Associated Press (10.31.09) - Monday, November 02, 2009
Darlene Superville
"If we want to be the global leader in combating HIV/AIDS, we need to act like it," Obama said before signing a bill that reauthorizes the federal Ryan White HIV/AIDS program, which provides care, treatment, and support services for about half- a-million low-income HIV/AIDS patients in the United States.
The Department of Health and Human Services in 1987 added HIV to a list of communicable diseases that disqualified infected travelers from entering the United States on visas or seeking a green card. In 1991, HHS tried to repeal the decision, but the move was opposed by Congress.

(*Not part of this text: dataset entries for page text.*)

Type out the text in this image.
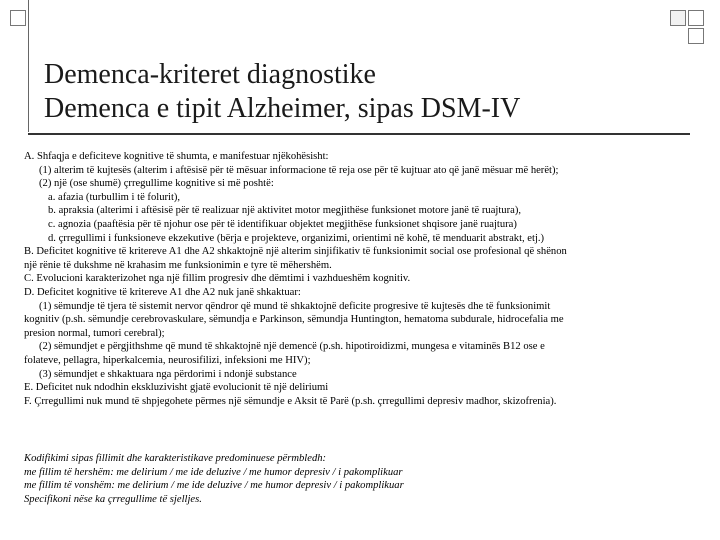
Demenca-kriteret diagnostike
Demenca e tipit Alzheimer, sipas DSM-IV
A. Shfaqja e deficiteve kognitive të shumta, e manifestuar njëkohësisht:
(1) alterim të kujtesës (alterim i aftësisë për të mësuar informacione të reja ose për të kujtuar ato që janë mësuar më herët);
(2) një (ose shumë) çrregullime kognitive si më poshtë:
a. afazia (turbullim i të folurit),
b. apraksia (alterimi i aftësisë për të realizuar një aktivitet motor megjithëse funksionet motore janë të ruajtura),
c. agnozia (paaftësia për të njohur ose për të identifikuar objektet megjithëse funksionet shqisore janë ruajtura)
d. çrregullimi i funksioneve ekzekutive (bërja e projekteve, organizimi, orientimi në kohë, të menduarit abstrakt, etj.)
B. Deficitet kognitive të kritereve A1 dhe A2 shkaktojnë një alterim sinjifikativ të funksionimit social ose profesional që shënon
një rënie të dukshme në krahasim me funksionimin e tyre të mëhershëm.
C. Evolucioni karakterizohet nga një fillim progresiv dhe dëmtimi i vazhdueshëm kognitiv.
D. Deficitet kognitive të kritereve A1 dhe A2 nuk janë shkaktuar:
(1) sëmundje të tjera të sistemit nervor qëndror që mund të shkaktojnë deficite progresive të kujtesës dhe të funksionimit
kognitiv (p.sh. sëmundje cerebrovaskulare, sëmundja e Parkinson, sëmundja Huntington, hematoma subdurale, hidrocefalia me
presion normal, tumori cerebral);
(2) sëmundjet e përgjithshme që mund të shkaktojnë një demencë (p.sh. hipotiroidizmi, mungesa e vitaminës B12 ose e
folateve, pellagra, hiperkalcemia, neurosifilizi, infeksioni me HIV);
(3) sëmundjet e shkaktuara nga përdorimi i ndonjë substance
E. Deficitet nuk ndodhin ekskluzivisht gjatë evolucionit të një deliriumi
F. Çrregullimi nuk mund të shpjegohete përmes një sëmundje e Aksit të Parë (p.sh. çrregullimi depresiv madhor, skizofrenia).
Kodifikimi sipas fillimit dhe karakteristikave predominuese përmbledh:
me fillim të hershëm: me delirium / me ide deluzive / me humor depresiv / i pakomplikuar
me fillim të vonshëm: me delirium / me ide deluzive / me humor depresiv / i pakomplikuar
Specifikoni nëse ka çrregullime të sjelljes.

Two years later, Congress made HIV infection grounds for inadmissibility to the United States, the only medical condition so designated.
Since 1993, no major international AIDS conference has been held in the United States because HIV-positive advocates and researchers cannot enter the country.
Reversing the travel ban will help end stigma against people with HIV/AIDS, which makes some avoid testing for the virus and fuels its spread, said Obama.
The 22-year-old restriction also separated families without having a clear public health benefit, said Rachel B. Tiven, executive director of Immigration Equality, an LGBT/HIV+ advocacy group. "Now, those families can be reunited, and the United States can put its mouth where its money is: ending the stigma that perpetuates HIV transmission, supporting science and welcoming those who seek to build a life in this country," she said.